Police not treating Glasgow stabbings as terrorism
London — A male suspect stabbed and wounded a police officer before he was shot dead in Glasgow on Friday. Authorities are not treating the incident that left five other men wounded as terrorism, Scottish First Minister Nicola Sturgeon said.
The suspect died at a Glasgow hotel that appeared to be largely housing asylum-seekers and refugees. The 42-year-old police officer stabbed during the incident at the Park Inn Hotel on Friday was in a critical but stable condition. Five men between the ages of 17 and 53 also were hospitalized. Sturgeon said, “It's been a dreadful afternoon for the city of Glasgow.” She says police are still investigating and she urged the public to avoid speculation.
“The police have just confirmed that at this stage they are not treating this as a terrorist incident," Sturgeon said. “But of course, there are still details yet to be determined.”
Sturgeon said she had spoken with British Prime Minister Boris Johnson, who expressed his concern and sympathies.
“It’s been a dreadful afternoon for the city of Glasgow," Sturgeon said. “Clearly there is already much speculation around this incident, which remains under investigation."
Steve Johnson, assistant chief constable at Police Scotland, said officers were on the scene within two minutes of reports of an incident at 12:50 p.m., and that armed police arrived shortly afterwards.
“The incident was quickly contained,” he said.
Police weren’t searching for anyone else.
The Scottish Police Federation, which represents the large majority of Scottish police officers, said it has notified the family of the injured officer.
Craig Milroy, who witnessed the aftermath from a nearby office building, said he saw four people taken away in ambulances.
“I saw a man lying on the ground, of African descent, with no shoes on,” Milroy said. “He was on the ground with someone holding his side.
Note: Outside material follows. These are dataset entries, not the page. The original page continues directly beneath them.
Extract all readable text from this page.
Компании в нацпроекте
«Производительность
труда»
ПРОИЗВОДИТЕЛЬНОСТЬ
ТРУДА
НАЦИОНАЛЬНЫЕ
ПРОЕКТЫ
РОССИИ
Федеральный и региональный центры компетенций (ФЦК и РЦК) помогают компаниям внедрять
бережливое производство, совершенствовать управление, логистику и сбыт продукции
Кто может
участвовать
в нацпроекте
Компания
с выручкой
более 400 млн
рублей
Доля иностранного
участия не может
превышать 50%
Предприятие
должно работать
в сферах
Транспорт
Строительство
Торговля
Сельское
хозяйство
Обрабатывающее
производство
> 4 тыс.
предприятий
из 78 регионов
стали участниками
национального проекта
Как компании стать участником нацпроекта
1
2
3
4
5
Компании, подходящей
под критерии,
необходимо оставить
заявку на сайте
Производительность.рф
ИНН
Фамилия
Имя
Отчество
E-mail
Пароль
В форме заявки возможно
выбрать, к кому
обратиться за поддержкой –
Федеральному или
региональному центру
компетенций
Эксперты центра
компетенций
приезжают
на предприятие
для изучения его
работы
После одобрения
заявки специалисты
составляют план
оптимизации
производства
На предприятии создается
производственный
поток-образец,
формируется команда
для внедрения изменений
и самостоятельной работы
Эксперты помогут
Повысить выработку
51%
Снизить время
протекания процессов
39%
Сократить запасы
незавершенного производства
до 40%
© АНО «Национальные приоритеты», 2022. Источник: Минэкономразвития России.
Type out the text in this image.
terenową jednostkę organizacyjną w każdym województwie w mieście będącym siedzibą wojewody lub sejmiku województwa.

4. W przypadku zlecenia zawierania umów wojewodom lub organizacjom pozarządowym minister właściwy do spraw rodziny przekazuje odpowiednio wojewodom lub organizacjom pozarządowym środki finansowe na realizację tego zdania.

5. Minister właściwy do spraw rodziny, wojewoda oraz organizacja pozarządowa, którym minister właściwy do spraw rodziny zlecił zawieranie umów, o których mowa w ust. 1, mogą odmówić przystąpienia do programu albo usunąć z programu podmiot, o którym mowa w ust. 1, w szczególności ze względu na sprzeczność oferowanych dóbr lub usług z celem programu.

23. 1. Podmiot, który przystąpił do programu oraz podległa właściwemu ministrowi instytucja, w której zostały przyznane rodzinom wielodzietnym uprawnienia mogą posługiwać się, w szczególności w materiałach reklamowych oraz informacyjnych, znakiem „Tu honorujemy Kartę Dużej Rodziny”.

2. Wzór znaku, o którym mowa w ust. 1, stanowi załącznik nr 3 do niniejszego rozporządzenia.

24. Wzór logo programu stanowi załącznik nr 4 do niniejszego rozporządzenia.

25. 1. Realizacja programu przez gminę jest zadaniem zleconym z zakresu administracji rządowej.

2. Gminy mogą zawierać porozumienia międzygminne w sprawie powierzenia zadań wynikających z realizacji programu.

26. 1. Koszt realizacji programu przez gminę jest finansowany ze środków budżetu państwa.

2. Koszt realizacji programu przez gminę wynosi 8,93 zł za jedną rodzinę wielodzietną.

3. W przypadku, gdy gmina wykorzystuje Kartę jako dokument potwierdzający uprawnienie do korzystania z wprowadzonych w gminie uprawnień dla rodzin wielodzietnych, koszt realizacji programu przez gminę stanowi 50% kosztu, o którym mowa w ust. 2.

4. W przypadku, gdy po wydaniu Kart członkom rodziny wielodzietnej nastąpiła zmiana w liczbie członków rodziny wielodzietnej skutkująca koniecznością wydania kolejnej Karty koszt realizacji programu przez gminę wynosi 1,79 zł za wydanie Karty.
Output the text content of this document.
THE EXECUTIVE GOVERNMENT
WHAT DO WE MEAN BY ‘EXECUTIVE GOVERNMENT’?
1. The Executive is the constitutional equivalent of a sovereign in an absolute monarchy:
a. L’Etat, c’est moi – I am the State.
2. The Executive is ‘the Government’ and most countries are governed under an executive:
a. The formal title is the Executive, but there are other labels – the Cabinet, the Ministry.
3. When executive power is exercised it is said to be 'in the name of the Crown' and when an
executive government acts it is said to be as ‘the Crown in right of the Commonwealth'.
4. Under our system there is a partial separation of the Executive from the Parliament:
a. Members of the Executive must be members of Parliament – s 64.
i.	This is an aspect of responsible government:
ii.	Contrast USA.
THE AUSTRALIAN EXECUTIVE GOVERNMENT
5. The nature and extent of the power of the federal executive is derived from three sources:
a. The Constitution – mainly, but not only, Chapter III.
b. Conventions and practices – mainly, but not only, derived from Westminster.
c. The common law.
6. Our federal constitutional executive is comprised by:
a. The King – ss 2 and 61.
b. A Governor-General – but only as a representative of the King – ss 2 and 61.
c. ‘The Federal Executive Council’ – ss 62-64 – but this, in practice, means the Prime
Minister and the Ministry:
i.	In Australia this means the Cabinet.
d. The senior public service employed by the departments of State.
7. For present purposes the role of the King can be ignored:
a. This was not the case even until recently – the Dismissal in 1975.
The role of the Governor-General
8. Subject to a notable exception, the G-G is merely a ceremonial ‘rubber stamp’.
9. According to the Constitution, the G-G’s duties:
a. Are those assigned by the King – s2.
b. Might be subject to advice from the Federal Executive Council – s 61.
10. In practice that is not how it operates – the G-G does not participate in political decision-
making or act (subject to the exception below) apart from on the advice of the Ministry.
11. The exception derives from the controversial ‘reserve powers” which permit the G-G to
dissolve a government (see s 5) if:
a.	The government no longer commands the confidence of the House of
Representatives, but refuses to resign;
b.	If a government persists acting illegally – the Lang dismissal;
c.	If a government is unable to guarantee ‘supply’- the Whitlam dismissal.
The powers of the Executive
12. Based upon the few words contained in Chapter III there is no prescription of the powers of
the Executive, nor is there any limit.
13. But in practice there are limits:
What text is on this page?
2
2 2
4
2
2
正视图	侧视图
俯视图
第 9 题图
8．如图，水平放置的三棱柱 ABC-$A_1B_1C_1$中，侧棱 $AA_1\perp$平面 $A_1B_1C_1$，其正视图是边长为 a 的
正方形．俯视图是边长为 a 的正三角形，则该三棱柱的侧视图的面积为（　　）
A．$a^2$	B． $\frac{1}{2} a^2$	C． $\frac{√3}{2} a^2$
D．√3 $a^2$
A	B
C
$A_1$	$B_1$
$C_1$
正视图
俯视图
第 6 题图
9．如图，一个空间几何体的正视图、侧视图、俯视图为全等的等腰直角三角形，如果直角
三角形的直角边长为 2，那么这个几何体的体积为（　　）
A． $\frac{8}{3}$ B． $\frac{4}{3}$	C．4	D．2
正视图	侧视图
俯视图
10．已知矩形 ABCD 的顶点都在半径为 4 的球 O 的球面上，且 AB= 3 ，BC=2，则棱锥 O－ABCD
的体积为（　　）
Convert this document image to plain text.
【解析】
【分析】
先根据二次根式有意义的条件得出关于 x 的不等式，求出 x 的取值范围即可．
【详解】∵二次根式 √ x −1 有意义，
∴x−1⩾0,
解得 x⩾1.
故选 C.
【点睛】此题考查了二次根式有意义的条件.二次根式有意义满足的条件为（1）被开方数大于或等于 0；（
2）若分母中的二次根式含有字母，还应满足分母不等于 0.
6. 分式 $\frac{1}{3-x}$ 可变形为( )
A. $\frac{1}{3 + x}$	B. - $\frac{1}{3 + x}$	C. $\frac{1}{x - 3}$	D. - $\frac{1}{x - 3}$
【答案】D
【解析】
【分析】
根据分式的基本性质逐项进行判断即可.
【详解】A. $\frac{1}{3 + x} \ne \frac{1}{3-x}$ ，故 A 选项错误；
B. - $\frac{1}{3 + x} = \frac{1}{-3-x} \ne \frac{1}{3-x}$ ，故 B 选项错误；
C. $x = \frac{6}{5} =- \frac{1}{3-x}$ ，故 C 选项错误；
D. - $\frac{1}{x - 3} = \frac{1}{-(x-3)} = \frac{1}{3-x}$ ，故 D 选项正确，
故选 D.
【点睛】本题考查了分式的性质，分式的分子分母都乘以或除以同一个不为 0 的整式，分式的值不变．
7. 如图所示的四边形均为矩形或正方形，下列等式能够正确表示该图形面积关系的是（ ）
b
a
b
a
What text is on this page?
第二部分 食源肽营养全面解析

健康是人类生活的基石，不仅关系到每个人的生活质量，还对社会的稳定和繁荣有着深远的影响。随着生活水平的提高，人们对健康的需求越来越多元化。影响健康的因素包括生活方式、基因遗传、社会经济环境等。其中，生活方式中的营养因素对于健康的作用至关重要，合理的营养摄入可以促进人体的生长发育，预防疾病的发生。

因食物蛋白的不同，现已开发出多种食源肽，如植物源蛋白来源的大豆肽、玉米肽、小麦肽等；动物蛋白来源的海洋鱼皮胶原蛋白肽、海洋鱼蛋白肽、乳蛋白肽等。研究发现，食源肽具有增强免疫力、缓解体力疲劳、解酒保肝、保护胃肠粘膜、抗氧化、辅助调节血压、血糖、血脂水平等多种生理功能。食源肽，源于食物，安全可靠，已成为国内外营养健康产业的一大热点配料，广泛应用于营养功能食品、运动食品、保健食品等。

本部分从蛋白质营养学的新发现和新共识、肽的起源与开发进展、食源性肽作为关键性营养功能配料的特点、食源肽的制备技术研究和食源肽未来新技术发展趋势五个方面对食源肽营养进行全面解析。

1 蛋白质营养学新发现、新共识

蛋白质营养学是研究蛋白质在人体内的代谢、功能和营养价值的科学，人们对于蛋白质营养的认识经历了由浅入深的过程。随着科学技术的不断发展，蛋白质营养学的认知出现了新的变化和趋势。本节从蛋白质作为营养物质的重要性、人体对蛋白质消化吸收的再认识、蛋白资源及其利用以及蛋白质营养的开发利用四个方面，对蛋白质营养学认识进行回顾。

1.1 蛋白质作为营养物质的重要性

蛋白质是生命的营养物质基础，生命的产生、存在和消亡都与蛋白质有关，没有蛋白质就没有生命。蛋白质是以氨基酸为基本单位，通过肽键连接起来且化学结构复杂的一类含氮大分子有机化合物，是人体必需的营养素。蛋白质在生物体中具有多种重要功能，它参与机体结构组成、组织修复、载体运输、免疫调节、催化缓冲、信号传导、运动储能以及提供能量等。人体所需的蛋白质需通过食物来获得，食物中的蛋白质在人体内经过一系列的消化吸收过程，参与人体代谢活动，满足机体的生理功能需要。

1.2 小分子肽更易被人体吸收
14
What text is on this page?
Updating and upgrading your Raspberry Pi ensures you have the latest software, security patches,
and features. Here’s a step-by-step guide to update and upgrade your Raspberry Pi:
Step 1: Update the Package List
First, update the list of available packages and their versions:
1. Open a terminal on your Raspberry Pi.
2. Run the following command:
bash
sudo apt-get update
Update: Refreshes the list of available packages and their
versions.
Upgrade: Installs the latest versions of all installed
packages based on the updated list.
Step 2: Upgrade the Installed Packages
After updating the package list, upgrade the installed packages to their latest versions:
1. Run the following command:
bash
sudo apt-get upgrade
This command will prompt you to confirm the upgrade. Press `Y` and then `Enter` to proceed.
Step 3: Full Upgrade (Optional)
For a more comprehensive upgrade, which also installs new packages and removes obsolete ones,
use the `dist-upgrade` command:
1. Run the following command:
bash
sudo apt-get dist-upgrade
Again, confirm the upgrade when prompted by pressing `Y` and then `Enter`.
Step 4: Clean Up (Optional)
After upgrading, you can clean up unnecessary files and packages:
I don’t know if it was a bullet wound, a stab wound, or what it was.”
Milroy said the man was one of the four taken away by paramedics and believed him to be a victim.
“We were still standing outside. After that the police all came down, the riot police and triage team told us to go back in and lock the door,” he said.
A spokeswoman for campaign group Positive Action In Housing said the 91-room hotel was housing asylum seekers for the Mears Group, a housing and social care provider. which moved them there during the coronavirus lockdown.
Sturgeon urged people to avoid speculation, "to not share potentially harmful or upsetting material on social media and to follow police advice while investigations are underway.”